Alaas "Stück Heimat" ist für immer verloren
Dass er den Schlüssel und die Fotos bei seiner Bootsflucht von der Türkei nach Griechenland mit vielen anderen persönlichen Sachen "über Bord geworfen" hat, daran möchte er sich am liebsten nicht erinnern. (Alaas "Stück Heimat" ist für immer verloren, symbolisch haben wir für unser Artikelbild daher ein Foto von seinem Elternhaus in Damaskus gewählt.) Auch Alaas Vater weiß, dass der "Schlüssel zu Palästina", sozusagen das Familienerbe, im Meer versunken ist. Ihm ist es viel wichtiger, dass seine Kinder leben.
Auch zwei Filme, die Alaa in Damaskus gedreht hat, sind in den Fluten verschwunden. Sie handelten von der Radikalisierung von Menschen, die erst gegen Assad demonstrierten, dann zur Waffe griffen und Bomben legten.

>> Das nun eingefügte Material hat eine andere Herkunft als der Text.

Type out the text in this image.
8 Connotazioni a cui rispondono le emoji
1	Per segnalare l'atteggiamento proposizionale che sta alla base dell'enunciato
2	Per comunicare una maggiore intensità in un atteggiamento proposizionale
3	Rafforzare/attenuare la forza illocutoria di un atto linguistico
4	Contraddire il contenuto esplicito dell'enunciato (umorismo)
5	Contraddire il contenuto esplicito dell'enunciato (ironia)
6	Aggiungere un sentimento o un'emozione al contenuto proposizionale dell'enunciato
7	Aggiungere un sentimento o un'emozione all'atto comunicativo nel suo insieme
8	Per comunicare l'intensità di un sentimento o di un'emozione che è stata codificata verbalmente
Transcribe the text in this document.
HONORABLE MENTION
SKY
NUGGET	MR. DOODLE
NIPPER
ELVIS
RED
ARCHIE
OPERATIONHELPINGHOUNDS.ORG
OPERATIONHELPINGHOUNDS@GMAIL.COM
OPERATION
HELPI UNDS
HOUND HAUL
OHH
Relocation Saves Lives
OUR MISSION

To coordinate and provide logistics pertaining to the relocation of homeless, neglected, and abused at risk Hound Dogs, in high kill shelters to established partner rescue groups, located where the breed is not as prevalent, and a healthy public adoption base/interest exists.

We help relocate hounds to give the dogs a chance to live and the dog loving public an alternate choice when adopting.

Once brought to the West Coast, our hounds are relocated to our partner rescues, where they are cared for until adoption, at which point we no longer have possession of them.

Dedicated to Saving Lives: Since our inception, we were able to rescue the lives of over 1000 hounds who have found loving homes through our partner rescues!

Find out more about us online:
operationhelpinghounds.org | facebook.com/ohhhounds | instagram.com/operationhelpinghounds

In Syrien war Alaa für diese Filme verhaftet worden. Er will darüber nicht sprechen, auch nicht über die Grausamkeiten, die er auf beiden Seiten gesehen hat - bei Assads Truppen, aber auch bei der Opposition. Alaa hat Angst um seine Familie, die noch in Syrien ist. Seit drei Jahren hat er sie nicht mehr gesehen.
Paradies Deutschland?
2012 floh Alaa mit seiner Freundin Hamrin, eine Kurdin, erst in den Libanon und dann in die Türkei. "Dort gab es kein Leben für uns, wir waren illegal da", erzählt er. Hamrins Familie war da bereits die Flucht nach Deutschland gelungen. Sie folgte ihnen, allein. Alaa kam nach. Das ist nun fast zwei Jahre her. Alaa ist optimistisch: "Ich habe keine Angst vor der Zukunft, ich will meine Chance nutzen und mich weiterentwickeln." Er und Hamrin, beide in den Zwanzigern, haben letzten Monat geheiratet. Jetzt leben sie in einer kleinen Wohnung in Essen. Die Asylanerkennung haben sie für drei Jahre bekommen. Soweit alles gut. Aber natürlich ist die neue Heimat auch kein Paradies. Gerade deswegen heißt der Film, an dem Alaa gerade arbeitet, "Paradies Deutschland". Darin hat er Palästinenser und Syrer über Deutschland befragt, über ihre Erwartungen und Enttäuschungen. Viele sind ernüchtert, über die Bürokratie hier, über das endlose Warten. Manche wollen am liebsten zurück nach Syrien. Wenn es dort Frieden gäbe.
Jetzt scheint der Krieg erst mal nach Europa gekommen zu sein. Nach den Anschlägen in Paris gefragt, sagt Alaa, er habe keine Angst, dass die Stimmung in Deutschland gegen Flüchtlinge umschlage. Er glaube an Deutschland. Bislang habe er gute Erfahrungen gemacht. Er konnte seine Filmerfahrungen an Jugendliche in einem Videoprojekt in Dortmund weitergeben.
Zwischen Sehnsucht und Neuanfang
"Natürlich vermisse ich trotzdem so Vieles und würde so gerne die Heimat meiner Großeltern in Palästina besuchen. Die habe ich nie gesehen." Alaa, der sonst mit seiner schwarzen Brille und Lederjacke so cool wirkt, der gerne genau dann lacht, wenn es schwierig für ihn ist, zeigt plötzlich all seine Sehnsüchte und Verluste.
Trotzdem, er will sein Leben hier in die Hand nehmen. Er will Filme machen, hofft, dass er irgendwie Unterstützung für die Postproduktion seiner Flüchtlingsdokumentation bekommt. Zurück nach Syrien? Für ihn und seine Frau keine Option. Trotz aller Sehnsucht, ein Leben dort in Frieden, das ist so weit weg wie das Paradies.